Squatting next to the cockpit panel, inspecting it with Light, Wayne asked Fergus if he had ever seen an artifact from Earth as large as this one.
"Vanilli's boombox was the biggest," he answered. "I know the size of this is intimidating, but don't let it skew your idea of what a normal size is. What we've seen before this is the typical size of an Earth artifact, and those are plenty big enough to make someone happy."
"I understand," Wayne said with a chuckle. "This discovery has some serious implications."
"How do you mean?"
"All of Vanilli's treasures were from gate leaks in the Water Temple, right? The other Temple gates probably have the same issue."
"I'm with you thus far."
"I don't see any of the Heroes lugging this up from the bottom floor of a Temple."
Fergus raised both of his eyebrows. "Intriguing observation. Therefore, this may be a result of a planar leak on the surface."
"Yep."
"And the rats knew it was here and went to significant trouble to try and acquire it," Fergus added. "If we hadn't seen a ratman building new monsters, I would have said rats steal all sorts of things for no other reason than to have them, but now I have a hard time not seeing it all as deliberate and calculated."
"Agreed."
"I don't mean to make assumptions, but I hope you wouldn't try using a planar leak to get back to Earth."
"I get why the Chosen Heroes write a lot about wanting to go home," Wayne said. "They were kids. They hadn't really gotten a chance to live yet."
"You don't want to return?"
"I miss a lot of things about Earth, sure, but I had my chance and squandered it. A redo? I don't think I can make the most of my chance here if I keep pining for another world entirely."
"I could understand if you wanted to go back."
"I appreciate the thought, but I promise I'm not itching to hatch an escape plan," Wayne said as he stood. He expected to feel tired, with a deep longing to return to his bedroll for a few more hours. Instead, he felt rested, as if he had the perfect amount of rest prior to the skirmish.
"I have an unrelated request," Fergus said.
"I'm listening."
"Can we settle in at the Blackwell estate before we go bushwacking through the jungle again?"
Wayne assured Fergus they would do just that.
When conversation faded, Wayne opened his system to look at two unlocks he earned fighting the ratmen rogues. Both abilities were passive, and the first–his fifth unlock from Phantasy Star II–seemed straightforward:
Maruera Gum – Have some of this when you're nervous – or when you want to swim underwater.

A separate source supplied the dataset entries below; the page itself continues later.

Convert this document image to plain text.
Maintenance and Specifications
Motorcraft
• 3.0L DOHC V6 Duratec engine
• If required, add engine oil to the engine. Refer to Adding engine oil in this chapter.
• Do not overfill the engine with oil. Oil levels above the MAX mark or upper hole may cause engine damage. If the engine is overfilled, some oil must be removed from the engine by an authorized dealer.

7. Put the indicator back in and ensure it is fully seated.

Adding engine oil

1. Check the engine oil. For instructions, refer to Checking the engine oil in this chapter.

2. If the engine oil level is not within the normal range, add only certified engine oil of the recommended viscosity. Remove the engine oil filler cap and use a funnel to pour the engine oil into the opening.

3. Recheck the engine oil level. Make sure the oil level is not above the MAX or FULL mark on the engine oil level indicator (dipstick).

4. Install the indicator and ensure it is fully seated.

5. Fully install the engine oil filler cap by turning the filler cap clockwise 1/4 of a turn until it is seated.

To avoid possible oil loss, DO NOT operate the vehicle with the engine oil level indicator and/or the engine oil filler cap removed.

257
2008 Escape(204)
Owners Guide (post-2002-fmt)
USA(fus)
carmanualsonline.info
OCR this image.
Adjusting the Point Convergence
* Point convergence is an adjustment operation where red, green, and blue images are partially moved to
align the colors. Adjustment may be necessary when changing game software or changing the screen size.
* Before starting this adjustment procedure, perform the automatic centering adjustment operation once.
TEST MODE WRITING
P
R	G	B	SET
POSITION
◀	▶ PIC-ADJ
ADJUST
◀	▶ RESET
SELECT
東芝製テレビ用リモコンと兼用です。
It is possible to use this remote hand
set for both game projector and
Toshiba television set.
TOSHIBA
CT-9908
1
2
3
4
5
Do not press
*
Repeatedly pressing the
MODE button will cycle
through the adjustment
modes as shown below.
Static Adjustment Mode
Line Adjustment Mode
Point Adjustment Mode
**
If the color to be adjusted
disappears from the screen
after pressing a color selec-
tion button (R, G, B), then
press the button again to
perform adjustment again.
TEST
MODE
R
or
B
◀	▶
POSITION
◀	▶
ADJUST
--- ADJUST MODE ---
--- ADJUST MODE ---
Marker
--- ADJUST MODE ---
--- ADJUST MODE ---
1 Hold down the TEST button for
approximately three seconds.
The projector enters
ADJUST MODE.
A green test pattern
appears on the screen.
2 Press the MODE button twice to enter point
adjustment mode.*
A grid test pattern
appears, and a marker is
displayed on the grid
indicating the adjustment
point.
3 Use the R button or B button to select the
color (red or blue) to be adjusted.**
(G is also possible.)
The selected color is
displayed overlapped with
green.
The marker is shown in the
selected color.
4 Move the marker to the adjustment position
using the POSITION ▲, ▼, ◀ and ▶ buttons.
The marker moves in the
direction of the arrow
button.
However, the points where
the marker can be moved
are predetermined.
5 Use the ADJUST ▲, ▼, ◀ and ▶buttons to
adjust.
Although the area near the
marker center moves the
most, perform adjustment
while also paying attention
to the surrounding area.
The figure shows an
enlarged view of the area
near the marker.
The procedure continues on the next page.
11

The other was a classic move from Chess 2100:
En Passant – This French phrase Is used for a special pawn capture. It means "in passing," and it occurs when one player moves a pawn two squares forward to try to avoid capture by the opponent's pawn.
Wayne hoped Maruera Gum was as good as it sounded. Breathing underwater could be incredibly useful, even if just as a safeguard. The sea monster they fought outside of Cuan could have dragged him under at any time, and this ability would have kept him alive. Testing exactly how Maruera Gum functioned, however, sounded awful and like a really dumb way to die from drowning.
As for En Passant, he knew what that meant in the context of moving and capturing pawns in chess but had no ideas for how the system might adapt it. In chess, En Passant seemed to Wayne like a way to balance the move-two squares option available to pawns, preserving the risk of moving a piece into danger even if the pawn merely passed through the vulnerable diagonal tile instead of ending on it.
He added those abilities to his growing list of strange topics to ponder and set to work breaking down camp.